Капитолий встретил их буйством красок, которое Тонкс никогда не видела в родном Десятом; как будто самую яркую радугу спустили на землю и перекрасили в неё одежды и волосы людей. Даже дома были не просто домами: статуи, узоры, фонтаны на крыше, где-то — окна во всю стену, где-то — подробные барельефы, изображающие сцены из истории. Наверное, если бы у дистриктов было столько денег, они бы тоже, хотя бы от скуки, украшали всё вокруг, включая себя. А может и нет. Тонкс задумалась, хотела бы она перекрасить волосы — скажем, в синий? Или в розовый? Возможно, ей бы пошло. Но Грюм бы точно не оценил.
Он с отвращением щурил единственный глаз, наблюдая за разноцветной толпой капитолийцев. Не нарушая правил, требующих, чтобы менторы "выглядели прилично", он намеренно надел чёрный жилет — и не с брюками, а с килтом, выставляя напоказ свой самодельный протез. Капитолий предлагал ему куда лучшую ногу на замену, когда он победил, — высокотехнологичную, подвижную, лёгкую, со списком достоинств длиннее самой конечности. Грюм от столичной милости отказался, предпочтя собственноручно обстругать себе деревяшку, — одними этот поступок был расценен как бунт, другими — как чудачество. Капитолий, разумеется, продвигал второе объяснение, хотя и первое имел в виду, о чём не раз напомнил, как бы говоря: "За тобой наблюдают, и не только чтобы посмеяться над твоими выходками".

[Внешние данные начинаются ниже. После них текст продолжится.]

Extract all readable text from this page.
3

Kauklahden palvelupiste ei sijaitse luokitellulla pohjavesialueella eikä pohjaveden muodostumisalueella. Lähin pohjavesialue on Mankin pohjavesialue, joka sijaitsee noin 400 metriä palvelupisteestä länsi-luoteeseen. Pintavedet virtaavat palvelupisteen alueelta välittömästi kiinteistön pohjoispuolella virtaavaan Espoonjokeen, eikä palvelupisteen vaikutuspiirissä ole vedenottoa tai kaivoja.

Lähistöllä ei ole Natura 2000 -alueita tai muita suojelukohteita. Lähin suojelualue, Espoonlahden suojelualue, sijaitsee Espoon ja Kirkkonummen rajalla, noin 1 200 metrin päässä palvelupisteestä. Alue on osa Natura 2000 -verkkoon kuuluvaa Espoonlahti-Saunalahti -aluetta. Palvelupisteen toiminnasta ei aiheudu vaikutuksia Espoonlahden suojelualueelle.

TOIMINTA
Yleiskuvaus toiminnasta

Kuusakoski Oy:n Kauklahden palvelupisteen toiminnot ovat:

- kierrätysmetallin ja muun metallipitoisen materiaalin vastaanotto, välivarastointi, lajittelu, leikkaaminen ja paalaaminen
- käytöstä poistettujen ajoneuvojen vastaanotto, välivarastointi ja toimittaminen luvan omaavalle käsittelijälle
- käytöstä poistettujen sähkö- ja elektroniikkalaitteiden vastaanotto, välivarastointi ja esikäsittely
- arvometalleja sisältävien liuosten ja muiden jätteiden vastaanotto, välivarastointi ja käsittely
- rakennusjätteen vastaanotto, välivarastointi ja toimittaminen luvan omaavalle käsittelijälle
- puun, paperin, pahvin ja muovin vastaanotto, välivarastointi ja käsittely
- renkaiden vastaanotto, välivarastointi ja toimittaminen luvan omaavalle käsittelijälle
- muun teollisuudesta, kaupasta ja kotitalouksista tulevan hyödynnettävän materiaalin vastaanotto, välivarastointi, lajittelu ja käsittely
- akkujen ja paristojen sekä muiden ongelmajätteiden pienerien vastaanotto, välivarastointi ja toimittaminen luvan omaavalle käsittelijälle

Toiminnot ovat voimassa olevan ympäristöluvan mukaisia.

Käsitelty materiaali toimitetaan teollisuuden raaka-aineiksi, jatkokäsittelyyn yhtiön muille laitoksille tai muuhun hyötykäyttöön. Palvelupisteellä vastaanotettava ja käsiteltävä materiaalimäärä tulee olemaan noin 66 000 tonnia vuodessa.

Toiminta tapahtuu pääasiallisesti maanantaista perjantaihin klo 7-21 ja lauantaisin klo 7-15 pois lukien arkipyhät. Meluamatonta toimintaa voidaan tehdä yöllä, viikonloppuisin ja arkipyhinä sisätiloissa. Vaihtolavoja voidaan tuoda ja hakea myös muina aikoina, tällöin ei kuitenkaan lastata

— Заранее в трауре, Грюм? — хихикнул Локонс, возвращаясь из кружка эскортов к ментору Десятого, когда парад трибутов подошёл к концу и им вместе следовало проводить Тонкс и Долиша в комнаты. Первые колесницы уже возвращались: трибуты Восьмого, обмотанные километрами лиловой ткани, трибуты Девятого в золотых трико, видимо, символизирующих ростки пшеницы... Колесница Долиша и Тонкс — в чёрно-белой коже — появилась прежде, чем Локонс успел осознать, что его шутка неудачная, но, к счастью для него, внимание Грюма переключилось — и не на трибутов Десятого: когда Тонкс ему помахала, он не ответил. Грюм смотрел в сторону, где открылась незаметная прежде дверь — и откуда, в сопровождении миротворца и безгласой, вышел человек. Слезая с колесницы, Тонкс увидела его тоже — и по тонкому силуэту и седоватой гриве безукоризненно зачёсанных волос узнала главного распорядителя.

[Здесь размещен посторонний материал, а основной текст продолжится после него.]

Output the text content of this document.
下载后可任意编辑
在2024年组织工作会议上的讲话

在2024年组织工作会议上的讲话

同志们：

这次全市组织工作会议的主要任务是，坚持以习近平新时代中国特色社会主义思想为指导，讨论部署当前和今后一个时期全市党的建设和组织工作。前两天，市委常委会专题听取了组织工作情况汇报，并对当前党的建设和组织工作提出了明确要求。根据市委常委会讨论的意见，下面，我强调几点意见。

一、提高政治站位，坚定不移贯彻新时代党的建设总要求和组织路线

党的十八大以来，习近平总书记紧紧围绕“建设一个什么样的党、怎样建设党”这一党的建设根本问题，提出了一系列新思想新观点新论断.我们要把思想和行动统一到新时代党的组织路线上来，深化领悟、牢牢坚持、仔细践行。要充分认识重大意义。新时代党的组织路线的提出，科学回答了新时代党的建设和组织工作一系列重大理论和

На нём был приталенный костюм цвета мокрого камня — абсолютно ничем не примечательный, не считая чересчур широких брюк. Единственной яркой деталью выделялся алый галстук, расшитый золотыми нитями — под стать трости с позолоченной рукоятью. Главный распорядитель почти на неё не опирался, хотя заметно прихрамывал; но при каждом шаге под одной из его штанин что-то механически кликало.
На трибутов и их менторов он даже не взглянул, однако обернулся к миротворцу, чтобы что-то сказать — и Тонкс увидела его лицо. Так же, как и на телеэкране, лишённое всякого выражения, в этот раз это лицо было без грима, и Тонкс поняла, что ошиблась, сравнив главного распорядителя с манекеном; это был скорее труп.
Как будто услышав её мысли, труп перевёл свой стылый взгляд на колесницу Десятого. Тонкс почувствовала, как он резанул по костюму Долиша, прежде чем остановиться на её лице. Долиш, кажется, вздрогнул — или ей просто показалось? Не успев вовремя отвести глаза, Тонкс на секунду обнаружила себя пойманной, лишённой способности дышать, парализованной пустым и при этом неподъёмно тяжёлым взглядом главного распорядителя. "Так вот что значит смотреть в лицо смерти", — пронеслось у неё в голове.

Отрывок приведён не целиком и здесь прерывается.